Though the SIA says that conversion to T+1 now needs a closer examination, the SEC will check for itself by offering up a T+1 settlement proposal this summer.

The Securities and Exchange Commission plans to issue a rule-change proposal for public comment, which, if subsequently approved by the commission, would require that securities transactions in the United States move to a T+1 settlement environment.

The plan was announced at the Securities Industry Association's STP/T+1 Settlement Spring Conference in New York by Deputy Director of the SEC's Division of Market Regulation Robert Colby.

T+1, the model for settling trades the day after they are executed, has been a topic of debate in the securities industry for years, with some arguing that the conversion is necessary to handle growing trade volumes and reduce risk, and others, especially those on the buy side, contending that the cost/benefit equation doesn't warrant the necessary work. Currently trades must be settled within three days of execution.

At the SIA Operations Conference, which took place from May 7-10 in Palm Springs, Calif., Don Kittell, SIA executive vice president, gave a T+1overview, which consisted mainly of raising questions about the viability of a T+1 conversion in the current market environment. At the SIA's T+1 conference (May 20- 21, New York) Kittell once again spoke of re-evaluating T+1 but emphasized that he was not suggesting that the initiative be tabled.

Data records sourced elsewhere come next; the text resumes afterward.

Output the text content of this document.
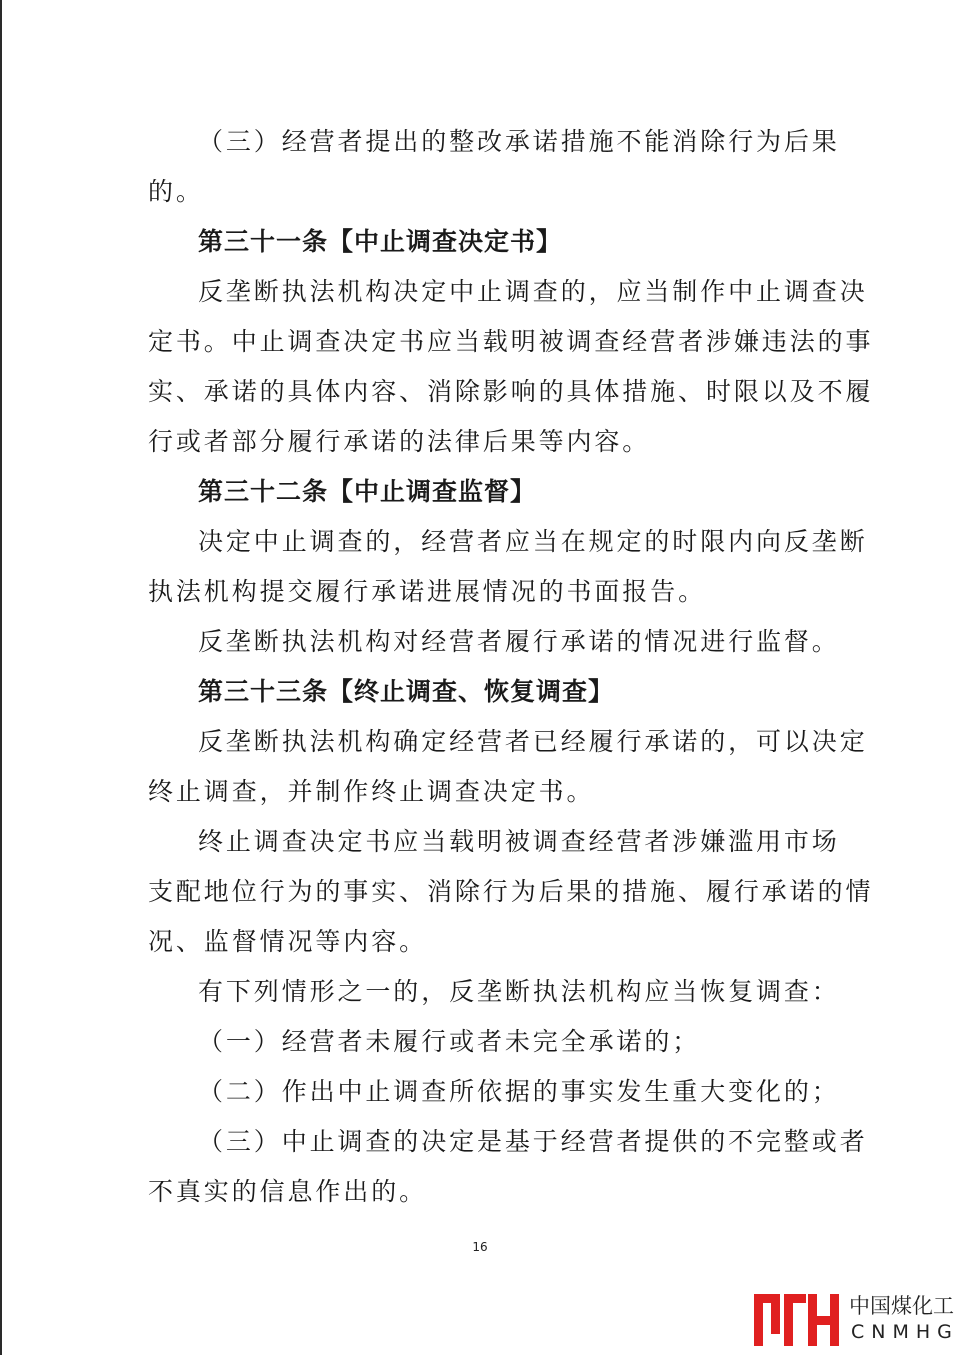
（三）经营者提出的整改承诺措施不能消除行为后果

的。

第三十一条【中止调查决定书】

反垄断执法机构决定中止调查的，应当制作中止调查决

定书。中止调查决定书应当载明被调查经营者涉嫌违法的事

实、承诺的具体内容、消除影响的具体措施、时限以及不履

行或者部分履行承诺的法律后果等内容。

第三十二条【中止调查监督】

决定中止调查的，经营者应当在规定的时限内向反垄断

执法机构提交履行承诺进展情况的书面报告。

反垄断执法机构对经营者履行承诺的情况进行监督。

第三十三条【终止调查、恢复调查】

反垄断执法机构确定经营者已经履行承诺的，可以决定

终止调查，并制作终止调查决定书。

终止调查决定书应当载明被调查经营者涉嫌滥用市场

支配地位行为的事实、消除行为后果的措施、履行承诺的情

况、监督情况等内容。

有下列情形之一的，反垄断执法机构应当恢复调查：

（一）经营者未履行或者未完全承诺的；

（二）作出中止调查所依据的事实发生重大变化的；

（三）中止调查的决定是基于经营者提供的不完整或者

不真实的信息作出的。

16
中国煤化工
CNMHG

The SIA, he says, plans to discuss the T+1 issue and come out with some decisions at its July 18 board meeting. At that meeting, a T+1 cost/benefit analysis, more reflective of the current market conditions, will be evaluated.

"I suspect that the revised business case will show that (T+1 is still warranted)," says the SEC's Colby.

But regardless, Colby says that the SEC might come out with its T+1 rule proposal before the July 18 meeting, though he speculated that it would probably not be issued until after that date, due to the SEC's heavy workload.

Colby says that the main goal of the rule proposal will be to gather comments from all industry segments, especially smaller players in the investment-management space. He also says that a mandated T+1 conversion is likely the only way the industry will get to a straight-through-processing environment.

"I don't understand how STP would happen on its own, without this additional driver," he says.

The proposal, says Colby, which could be out for comment for approximately three months, will likely come out this summer and support the current conversion date of June 2005. Colby says that a more theoretical concept release would probably not be necessary because so much debate has taken place on the topic already. "A rule proposal is more concrete and will catalyze the discussion, so you get more focused comments," he says.